Мне бы поддержать легкомысленный тон, но я молчала.

Чужая сидит, чужая, — бормотал он, и я припомнила, как прекрасно он читает мысли собеседника, но сейчас и это меня не трогало.

Я и была чужая и все видела, как чужая. Я хотела быть чужой.

С кем-то он поздоровался, промелькнули веселые черные глазки и веселые розовые щечки и зеленое платье, достаточно короткое. «Как странно, — подумала я, — в профессорской среде такие короткие платья».

Он все повторял, что я чужая, разливал коньяк и разрезал парниковый пахучий огурец.

Ну-с, за что выпьем? — спросил он веселым, ласковым голосом.

«Точно так же спрашивал и тогда.
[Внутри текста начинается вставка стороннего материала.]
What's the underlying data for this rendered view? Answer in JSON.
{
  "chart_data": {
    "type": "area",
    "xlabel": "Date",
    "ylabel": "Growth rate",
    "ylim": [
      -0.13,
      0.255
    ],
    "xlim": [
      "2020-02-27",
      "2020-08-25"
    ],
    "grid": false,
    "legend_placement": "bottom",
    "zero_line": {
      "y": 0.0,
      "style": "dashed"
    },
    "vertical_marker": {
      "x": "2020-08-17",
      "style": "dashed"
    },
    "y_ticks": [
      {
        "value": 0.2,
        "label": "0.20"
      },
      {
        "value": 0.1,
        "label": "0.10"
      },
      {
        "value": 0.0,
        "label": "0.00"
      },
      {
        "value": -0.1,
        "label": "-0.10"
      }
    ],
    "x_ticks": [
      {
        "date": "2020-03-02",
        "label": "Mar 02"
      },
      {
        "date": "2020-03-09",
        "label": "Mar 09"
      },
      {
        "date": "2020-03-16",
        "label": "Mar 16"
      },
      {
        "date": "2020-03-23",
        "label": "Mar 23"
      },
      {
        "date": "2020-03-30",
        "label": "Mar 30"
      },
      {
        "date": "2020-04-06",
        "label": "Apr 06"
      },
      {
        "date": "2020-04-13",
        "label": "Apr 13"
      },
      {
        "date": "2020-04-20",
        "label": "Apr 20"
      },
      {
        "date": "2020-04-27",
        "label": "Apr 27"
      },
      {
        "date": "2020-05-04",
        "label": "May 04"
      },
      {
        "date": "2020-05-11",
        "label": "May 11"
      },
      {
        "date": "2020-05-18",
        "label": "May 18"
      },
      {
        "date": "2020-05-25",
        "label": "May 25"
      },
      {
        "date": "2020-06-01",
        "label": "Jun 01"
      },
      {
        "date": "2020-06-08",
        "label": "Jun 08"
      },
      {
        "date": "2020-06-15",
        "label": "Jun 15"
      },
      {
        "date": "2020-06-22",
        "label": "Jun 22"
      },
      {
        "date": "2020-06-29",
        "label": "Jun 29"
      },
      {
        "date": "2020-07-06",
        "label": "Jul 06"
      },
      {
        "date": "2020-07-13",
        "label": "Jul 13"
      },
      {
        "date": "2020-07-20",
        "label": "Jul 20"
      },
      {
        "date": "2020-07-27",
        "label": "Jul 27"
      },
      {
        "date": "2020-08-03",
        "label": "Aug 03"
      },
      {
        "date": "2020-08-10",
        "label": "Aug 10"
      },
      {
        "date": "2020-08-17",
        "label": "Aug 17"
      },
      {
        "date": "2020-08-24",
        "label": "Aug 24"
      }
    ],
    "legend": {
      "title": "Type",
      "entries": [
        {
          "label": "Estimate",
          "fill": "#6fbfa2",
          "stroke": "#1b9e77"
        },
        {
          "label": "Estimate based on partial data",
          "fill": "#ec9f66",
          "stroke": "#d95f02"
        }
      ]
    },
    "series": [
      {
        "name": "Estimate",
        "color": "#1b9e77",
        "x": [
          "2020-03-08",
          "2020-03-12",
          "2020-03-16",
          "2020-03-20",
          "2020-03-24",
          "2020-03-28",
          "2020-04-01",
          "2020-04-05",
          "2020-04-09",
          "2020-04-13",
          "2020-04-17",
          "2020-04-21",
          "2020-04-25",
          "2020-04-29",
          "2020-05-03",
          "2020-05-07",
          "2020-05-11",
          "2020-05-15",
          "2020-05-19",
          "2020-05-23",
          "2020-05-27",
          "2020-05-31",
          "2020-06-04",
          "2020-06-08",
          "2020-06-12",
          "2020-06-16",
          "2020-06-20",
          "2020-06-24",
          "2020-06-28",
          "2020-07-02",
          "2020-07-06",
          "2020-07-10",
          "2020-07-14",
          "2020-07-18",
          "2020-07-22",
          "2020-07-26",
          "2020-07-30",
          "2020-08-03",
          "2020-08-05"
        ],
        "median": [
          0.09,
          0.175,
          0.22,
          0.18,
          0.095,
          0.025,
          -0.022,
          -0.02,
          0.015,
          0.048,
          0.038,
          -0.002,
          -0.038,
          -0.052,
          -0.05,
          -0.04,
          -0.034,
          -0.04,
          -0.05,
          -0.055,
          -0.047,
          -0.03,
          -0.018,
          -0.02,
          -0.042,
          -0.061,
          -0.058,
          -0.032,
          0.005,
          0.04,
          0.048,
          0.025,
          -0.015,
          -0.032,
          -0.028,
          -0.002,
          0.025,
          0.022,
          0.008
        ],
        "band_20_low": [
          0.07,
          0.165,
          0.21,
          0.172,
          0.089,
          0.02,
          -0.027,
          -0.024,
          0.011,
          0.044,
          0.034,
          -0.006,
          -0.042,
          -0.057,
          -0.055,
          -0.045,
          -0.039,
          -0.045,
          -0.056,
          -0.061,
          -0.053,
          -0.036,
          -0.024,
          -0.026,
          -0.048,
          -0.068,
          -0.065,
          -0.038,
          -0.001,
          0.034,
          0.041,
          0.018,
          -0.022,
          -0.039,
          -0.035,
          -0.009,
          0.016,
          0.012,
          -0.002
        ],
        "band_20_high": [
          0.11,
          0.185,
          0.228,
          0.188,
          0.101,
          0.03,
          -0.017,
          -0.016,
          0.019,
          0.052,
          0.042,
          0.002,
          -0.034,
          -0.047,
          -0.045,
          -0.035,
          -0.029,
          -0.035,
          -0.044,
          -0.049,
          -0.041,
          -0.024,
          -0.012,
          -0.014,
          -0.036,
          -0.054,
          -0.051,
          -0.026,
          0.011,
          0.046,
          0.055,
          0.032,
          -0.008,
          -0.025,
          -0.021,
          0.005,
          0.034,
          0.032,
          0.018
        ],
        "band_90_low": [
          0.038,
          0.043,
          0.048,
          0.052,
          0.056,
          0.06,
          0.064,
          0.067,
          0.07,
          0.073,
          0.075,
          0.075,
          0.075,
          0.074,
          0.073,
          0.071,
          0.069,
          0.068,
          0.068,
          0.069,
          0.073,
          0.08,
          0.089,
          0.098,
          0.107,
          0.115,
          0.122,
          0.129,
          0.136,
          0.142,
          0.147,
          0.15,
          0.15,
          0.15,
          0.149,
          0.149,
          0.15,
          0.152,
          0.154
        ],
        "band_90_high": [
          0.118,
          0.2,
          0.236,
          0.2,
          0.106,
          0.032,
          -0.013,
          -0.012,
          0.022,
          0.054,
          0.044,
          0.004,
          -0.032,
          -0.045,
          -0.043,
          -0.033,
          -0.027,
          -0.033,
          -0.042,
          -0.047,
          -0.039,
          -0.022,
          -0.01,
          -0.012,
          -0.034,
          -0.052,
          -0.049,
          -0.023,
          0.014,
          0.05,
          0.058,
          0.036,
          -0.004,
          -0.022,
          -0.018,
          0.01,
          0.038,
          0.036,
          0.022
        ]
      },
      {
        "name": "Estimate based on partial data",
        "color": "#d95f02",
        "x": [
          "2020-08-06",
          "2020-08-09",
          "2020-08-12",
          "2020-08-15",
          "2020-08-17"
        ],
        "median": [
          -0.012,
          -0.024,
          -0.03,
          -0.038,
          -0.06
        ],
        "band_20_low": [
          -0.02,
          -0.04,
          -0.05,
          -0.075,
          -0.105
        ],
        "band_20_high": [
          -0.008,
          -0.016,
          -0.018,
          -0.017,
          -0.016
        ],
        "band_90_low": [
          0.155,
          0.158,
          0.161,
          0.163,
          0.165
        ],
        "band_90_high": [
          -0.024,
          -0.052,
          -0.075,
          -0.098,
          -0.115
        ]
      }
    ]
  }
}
И фраза и голос в точности», — вспомнила я.

Она все хмурится, и лицо такое, как будто пересчитывает мои грехи, — продолжал он расшифровывать мои мысли. — А время идет, обидно даже. Ну смотрите, смотрите тогда внимательно, похож я на сукиного сына?

Его голос звучал так, как будто всю свою жизнь я слышала только его и его ждала. Голос сбивал с толку, голос принадлежал родному человеку.

— В Москве вы были совершенно свободное существо, а сейчас не пойму. Но разберусь, — засмеялся он и выпил свою рюмку. — Тоста от вас не дождешься. Интересно, что вы так на меня смотрите... Хоть бы огурец съела, а то и на огурец смотрит так, как будто он отравленный...

— Я учусь расслаблять мышцы лица, — сообщила я, — это довольно трудно.

— Это совсем не трудно, если не считать собеседника сукиным сыном, — опять засмеялся он, — если считать его порядочным человеком, то мышцы лица прекрасно расслабляются.

— Я вас поздравляю с днем рождения, — сказала я.

— Это я сам себя поздравляю — сижу с вами. Я всегда сам себя поздравляю. На этот раз выпал случай, слепой и счастливый, знак зеро...

Величайшая пустота и бессмысленность пребывания здесь, в этом давно уже нелюбимом мною кафе с переправленным названием и перестроенным помещением, с полузнакомым человеком, с интересным мужчиной, как сказала бы мама, на мгновение приоткрылось мне при этих его словах. Они были произнесены красивым голосом, таким грустно-легким тоном, в духе иронии над самим собою.

Меня пронзила вдруг мгновенная ясность, точное понимание человека, сидевшего напротив меня, посетила мудрость с тем, чтобы потом уже исчезнуть навсегда. В эту сверкающую минуту я поняла и представила себе все, как есть и как будет, а потом уже больше никогда не представляла и это все забыла. Я посмотрела на себя и на него трезвыми, насмешливыми глазами той его знакомой в зеленом платье, которая села неподалеку и блестящей ложечкой ковыряла пирамидку из мороженого и печенья, такую воздушную, нежную и фирменную. Женщины, приходящие в это кафе, как правило, любят сладкое.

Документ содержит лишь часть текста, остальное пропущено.